En d’autres termes, sans eau, la production de semi-conducteurs devient impossible et, avec elle, tout l’écosystème technologique qui dépend de ces composants : IA, cloud, data centers.

 

À cela s’ajoute le défi énergétique. L’Europe n’aura pas assez d’énergie pour soutenir la croissance des data centers. Pauvre en ressources susceptibles de contribuer à la production d’énergie, l’Europe fait aussi face au challenge des délais de constructions d’installations de production d’énergie : entre 15 et

20 ans en Europe contre moitié moins en Chine. Par ailleurs, l’Europe ne possède presque pas de terres rares, hors Ukraine.

 

Enfin, l’eau, indispensable à la fois à l’industrie, aux mines et aux data centers, devient un facteur de tension mondiale. Et cette tension commence à poser le débat des arbitrages entre les usages. Aux Etats-Unis, la quantité d’eau absorbée par les data centers commence dans certaines régions à poser de graves problèmes à l’agriculture. Il pourrait en être de même avec les terres rares dont l’accès nécessitera souvent la destruction des couches supérieures du sol, précisément celles utiles à la biodiversité qui est la source de notre alimentation. Alors devra-t-on choisir entre le dernier smartphone et se nourrir demain ?

 

Ces constats conduisent certains États à mener des politiques agressives au plan environnemental et bien sûr en matière de géopolitique, en particulier dans la volonté d’accéder et de contrôler les terres rares. Deux questions majeures émergent donc :

• Pourra-t-on réellement tenir la promesse de l’IA et de la croissance technologique avec des ressources aussi limitées et dont le contrôle est de plus en plus challengé ?

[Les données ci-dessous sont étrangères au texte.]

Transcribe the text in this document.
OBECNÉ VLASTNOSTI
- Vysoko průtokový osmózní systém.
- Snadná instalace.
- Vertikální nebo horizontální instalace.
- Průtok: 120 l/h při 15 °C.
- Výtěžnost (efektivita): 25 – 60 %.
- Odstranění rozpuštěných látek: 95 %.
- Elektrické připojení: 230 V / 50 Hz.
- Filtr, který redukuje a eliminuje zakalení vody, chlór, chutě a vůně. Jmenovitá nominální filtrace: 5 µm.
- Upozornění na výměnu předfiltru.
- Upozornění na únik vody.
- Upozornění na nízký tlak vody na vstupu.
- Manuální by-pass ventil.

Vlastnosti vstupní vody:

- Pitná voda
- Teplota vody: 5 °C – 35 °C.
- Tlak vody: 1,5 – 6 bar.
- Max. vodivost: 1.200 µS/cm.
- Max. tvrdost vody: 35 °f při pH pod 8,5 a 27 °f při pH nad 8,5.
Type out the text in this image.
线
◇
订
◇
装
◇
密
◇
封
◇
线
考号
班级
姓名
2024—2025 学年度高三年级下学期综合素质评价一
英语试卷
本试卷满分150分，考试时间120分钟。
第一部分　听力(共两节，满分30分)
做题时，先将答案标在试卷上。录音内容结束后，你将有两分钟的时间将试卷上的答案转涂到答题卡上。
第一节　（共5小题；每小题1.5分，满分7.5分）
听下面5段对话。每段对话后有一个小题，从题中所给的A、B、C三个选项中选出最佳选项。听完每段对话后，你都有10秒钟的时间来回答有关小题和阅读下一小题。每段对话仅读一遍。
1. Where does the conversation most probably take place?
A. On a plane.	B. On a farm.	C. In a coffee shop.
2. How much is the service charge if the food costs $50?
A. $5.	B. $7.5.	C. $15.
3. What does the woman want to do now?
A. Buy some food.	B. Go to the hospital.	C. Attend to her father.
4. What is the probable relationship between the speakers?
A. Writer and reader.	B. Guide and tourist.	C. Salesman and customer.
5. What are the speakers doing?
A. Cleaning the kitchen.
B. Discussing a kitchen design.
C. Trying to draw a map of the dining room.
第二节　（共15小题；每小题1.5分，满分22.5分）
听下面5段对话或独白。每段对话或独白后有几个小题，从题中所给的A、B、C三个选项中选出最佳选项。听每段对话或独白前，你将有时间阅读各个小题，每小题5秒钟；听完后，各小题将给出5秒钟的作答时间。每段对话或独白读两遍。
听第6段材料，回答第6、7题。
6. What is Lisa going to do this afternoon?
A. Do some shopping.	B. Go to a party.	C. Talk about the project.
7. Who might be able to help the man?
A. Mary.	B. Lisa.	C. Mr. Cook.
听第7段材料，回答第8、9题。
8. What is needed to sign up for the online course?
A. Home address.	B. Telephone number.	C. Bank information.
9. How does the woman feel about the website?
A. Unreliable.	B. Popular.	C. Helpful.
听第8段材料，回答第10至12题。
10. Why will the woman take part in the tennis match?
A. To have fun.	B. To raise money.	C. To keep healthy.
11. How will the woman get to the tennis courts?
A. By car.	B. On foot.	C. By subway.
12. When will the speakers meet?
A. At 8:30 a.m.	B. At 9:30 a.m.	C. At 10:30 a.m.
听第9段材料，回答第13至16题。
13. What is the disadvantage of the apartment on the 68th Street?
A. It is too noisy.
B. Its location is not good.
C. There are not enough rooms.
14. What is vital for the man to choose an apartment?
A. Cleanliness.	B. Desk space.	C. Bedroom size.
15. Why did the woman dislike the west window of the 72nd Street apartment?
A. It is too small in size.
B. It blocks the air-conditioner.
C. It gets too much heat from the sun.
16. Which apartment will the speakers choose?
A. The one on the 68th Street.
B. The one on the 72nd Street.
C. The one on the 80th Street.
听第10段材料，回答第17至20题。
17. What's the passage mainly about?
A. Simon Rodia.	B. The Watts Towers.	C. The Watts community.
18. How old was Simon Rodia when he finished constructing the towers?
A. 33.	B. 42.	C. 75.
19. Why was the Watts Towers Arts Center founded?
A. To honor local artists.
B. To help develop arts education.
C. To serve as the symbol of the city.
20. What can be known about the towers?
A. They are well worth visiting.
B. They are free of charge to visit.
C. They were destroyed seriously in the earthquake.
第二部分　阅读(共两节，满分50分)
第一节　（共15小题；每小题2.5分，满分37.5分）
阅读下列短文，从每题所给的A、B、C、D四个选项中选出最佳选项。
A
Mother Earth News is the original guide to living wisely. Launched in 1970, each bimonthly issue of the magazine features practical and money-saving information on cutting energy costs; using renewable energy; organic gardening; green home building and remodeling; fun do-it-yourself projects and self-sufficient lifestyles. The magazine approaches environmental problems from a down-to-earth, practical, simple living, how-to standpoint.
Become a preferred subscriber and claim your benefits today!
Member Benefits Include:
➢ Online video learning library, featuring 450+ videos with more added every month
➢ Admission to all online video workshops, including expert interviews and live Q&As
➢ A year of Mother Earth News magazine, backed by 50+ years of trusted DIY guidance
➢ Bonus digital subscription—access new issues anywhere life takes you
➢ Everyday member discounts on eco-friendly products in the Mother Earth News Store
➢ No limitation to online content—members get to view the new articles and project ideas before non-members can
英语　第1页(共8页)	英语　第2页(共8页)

• Quelle capacité technologique et quelle souveraineté l’Europe peut-elle développer dans ces conditions ?

 

Les enjeux de durabilité, longtemps relégués au second plan, reviennent désormais au cœur des réalités économiques et industrielles. Ils conditionnent la souveraineté, l’innovation et la capacité des acteurs à s’adapter aux limites scientifiques et physiques, que certains continuent pourtant d’ignorer.

 

Pour l’Europe, la réponse passera par l’innovation, l’orientation des investissements vers le long terme et l’évolution des modèles économiques et industriels. L’économie circulaire illustre bien cette voie, en permettant de réemployer des ressources rares déjà disponibles, comme le cuivre présent dans les bâtiments.

 

Si 39% des dirigeants français perçoivent les disruptions comme des opportunités, il sera nécessaire d’investir rapidement dans la résilience climatique, énergétique et industrielle pour réellement les transformer.

 

Le développement durable ne peut plus être abordé de façon naïve : il doit devenir un axe stratégique et opérationnel, visant à bâtir un modèle de développement viable pour l’avenir.